S’il s’agissait simplement d’un comportement excentrique de célébrité, nous pourrions peut-être simplement l’ignorer. Les artistes ont toujours été profondément préoccupés par l'identité. Mais le langage – et l’idéologie qui lui est associée – s’est répandu bien au-delà des cliques de célébrités. Les fiducies du NHS ont adopté des termes tels que « personnes enceintes », « personnes qui accouchent » et « allaitement » pour décrire les femmes et l'allaitement. L’objectif affiché est l’inclusion. Mais pour de nombreuses femmes, l'effet semble étrangement diminuer, comme si elles avaient été « annulées par la maternité », comme me l'a dit une amie.

Il y a un grand risque associé à cette manipulation du langage et à ce déni de la vérité. La revue indépendante Sullivan Review de l'année dernière a averti que le fait de brouiller les catégories de genre risquait de manquer les dépistages de maladies spécifiques au genre, telles que le cancer du sein et de la prostate, en raison d'un langage prétendument « intergenre » qui prêtait à confusion.

L’année dernière, le secrétaire à la Santé, Wes Streeting, a déclaré qu’un anglais simple devrait être utilisé dans le langage du NHS et que les femmes ne devraient pas être « exclues ou effacées » afin d’être « inclusives ». La Cour suprême a précisé que « femme » et « sexe » dans la loi sur l'égalité font référence au sexe biologique. Pourtant, il ne se passe presque pas une semaine sans une nouvelle tentative de saper la biologie au profit du dogme trans. Pas plus tard que la semaine dernière, 38 biologistes et médecins ont écrit à la ministre de l'Égalité Bridget Phillipson sous le slogan « La biologie n'est pas binaire ». Ils ont fait valoir que le « sexe biologique » était plus politique que scientifique et devait être compris comme « bimodal » plutôt que binaire.

Cela fait que la dernière annonce de Faith ressemble moins à un comportement bizarre de célébrité qu'à un symptôme de quelque chose de plus profond : un malaise face au fait fondamental que la reproduction est sexuée et que seules les femmes tombent enceintes. Et dès que cela est négociable, tout ce qui en découle devient controversé.

Alors quand je dis que je détesterais être enceinte en ce moment, je ne parle pas des nausées matinales ou des maternités surchargées. Je parle du bruit politique qui entoure désormais quelque chose d'aussi simple – et naturel – que la naissance. Honnêtement, cela vous prive de joie. Est-ce que “C'est un garçon !” Cela ressemble-t-il à une déclaration politique ? Une couverture rose inviterait-elle à faire des commentaires ? Serait-il juste pour moi de m'appeler mère ?

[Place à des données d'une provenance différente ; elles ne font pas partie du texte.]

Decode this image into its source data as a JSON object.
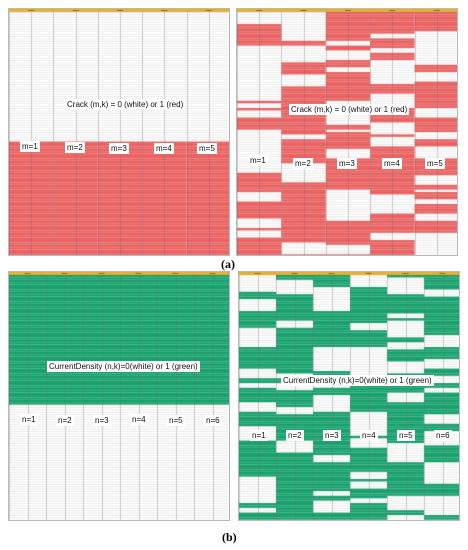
{
  "figure": {
    "label_a": "(a)",
    "label_b": "(b)"
  },
  "colors": {
    "red": "#f26363",
    "green": "#14a56e",
    "header_bar": "#e6b033",
    "grid": "#c8c8c8",
    "white": "#ffffff"
  },
  "panels": [
    {
      "id": "a-left",
      "fill": "red",
      "pattern": "bottom-half",
      "title": "Crack (m,k) = 0 (white) or 1 (red)",
      "groups": [
        "m=1",
        "m=2",
        "m=3",
        "m=4",
        "m=5"
      ]
    },
    {
      "id": "a-right",
      "fill": "red",
      "pattern": "random",
      "title": "Crack (m,k) = 0 (white) or 1 (red)",
      "groups": [
        "m=1",
        "m=2",
        "m=3",
        "m=4",
        "m=5"
      ]
    },
    {
      "id": "b-left",
      "fill": "green",
      "pattern": "top-half",
      "title": "CurrentDensity (n,k)=0(white) or 1 (green)",
      "groups": [
        "n=1",
        "n=2",
        "n=3",
        "n=4",
        "n=5",
        "n=6"
      ]
    },
    {
      "id": "b-right",
      "fill": "green",
      "pattern": "random",
      "title": "CurrentDensity (n,k)=0(white) or 1 (green)",
      "groups": [
        "n=1",
        "n=2",
        "n=3",
        "n=4",
        "n=5",
        "n=6"
      ]
    }
  ]
}
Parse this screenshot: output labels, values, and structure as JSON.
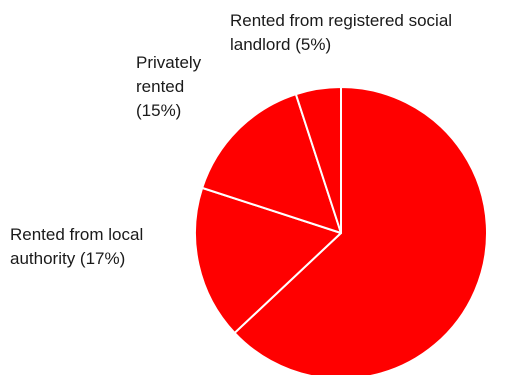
{
  "chart_data": {
    "type": "pie",
    "title": "",
    "start": "top",
    "direction": "clockwise",
    "slices": [
      {
        "label": "",
        "value": 63,
        "color": "#ff0000"
      },
      {
        "label": "Rented from local\nauthority (17%)",
        "value": 17,
        "color": "#ff0000"
      },
      {
        "label": "Privately\nrented\n(15%)",
        "value": 15,
        "color": "#ff0000"
      },
      {
        "label": "Rented from registered social\nlandlord (5%)",
        "value": 5,
        "color": "#ff0000"
      }
    ]
  },
  "labels": {
    "social_landlord": "Rented from registered social\nlandlord (5%)",
    "private": "Privately\nrented\n(15%)",
    "local_authority": "Rented from local\nauthority (17%)"
  }
}
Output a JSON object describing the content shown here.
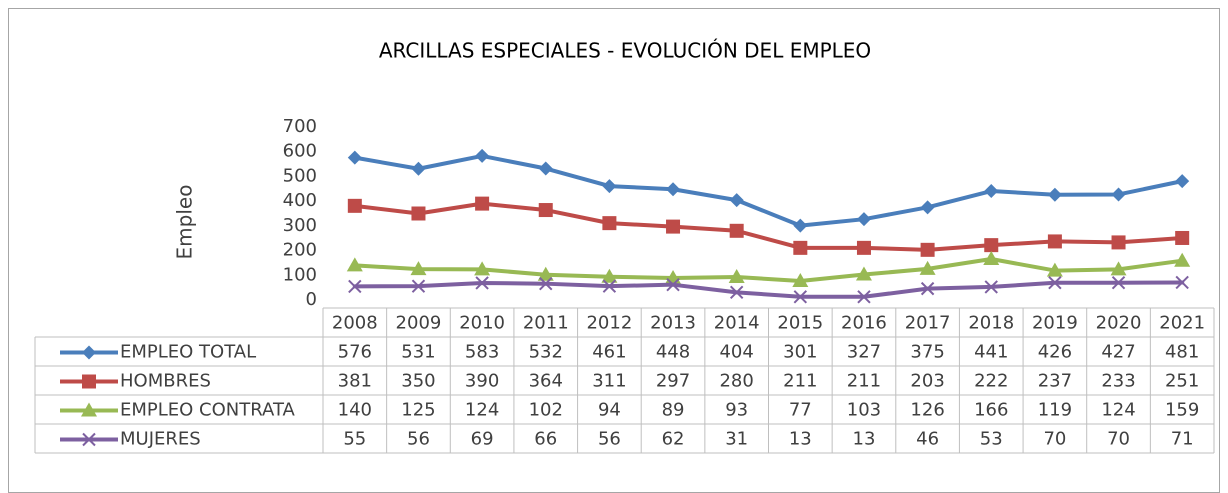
{
  "chart_data": {
    "type": "line",
    "title": "ARCILLAS ESPECIALES - EVOLUCIÓN DEL EMPLEO",
    "y_label": "Empleo",
    "categories": [
      "2008",
      "2009",
      "2010",
      "2011",
      "2012",
      "2013",
      "2014",
      "2015",
      "2016",
      "2017",
      "2018",
      "2019",
      "2020",
      "2021"
    ],
    "series": [
      {
        "name": "EMPLEO TOTAL",
        "color": "#4a7ebb",
        "marker": "diamond",
        "values": [
          576,
          531,
          583,
          532,
          461,
          448,
          404,
          301,
          327,
          375,
          441,
          426,
          427,
          481
        ]
      },
      {
        "name": "HOMBRES",
        "color": "#be4b48",
        "marker": "square",
        "values": [
          381,
          350,
          390,
          364,
          311,
          297,
          280,
          211,
          211,
          203,
          222,
          237,
          233,
          251
        ]
      },
      {
        "name": "EMPLEO CONTRATA",
        "color": "#98b954",
        "marker": "triangle",
        "values": [
          140,
          125,
          124,
          102,
          94,
          89,
          93,
          77,
          103,
          126,
          166,
          119,
          124,
          159
        ]
      },
      {
        "name": "MUJERES",
        "color": "#7d60a0",
        "marker": "x",
        "values": [
          55,
          56,
          69,
          66,
          56,
          62,
          31,
          13,
          13,
          46,
          53,
          70,
          70,
          71
        ]
      }
    ],
    "ylim": [
      0,
      700
    ],
    "yticks": [
      0,
      100,
      200,
      300,
      400,
      500,
      600,
      700
    ]
  }
}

La grossesse et l'accouchement sont déjà assez difficiles, même si vous ne maîtrisez pas le langage que vous utilisez à propos de votre propre corps. Paloma Faith pourrait croire qu'elle libère son enfant des étiquettes. Mais le sexe d’un bébé n’est pas une étiquette. C'est un fait.

Janet Murray est une journaliste qui écrit sur les femmes, la culture et les politiques publiques.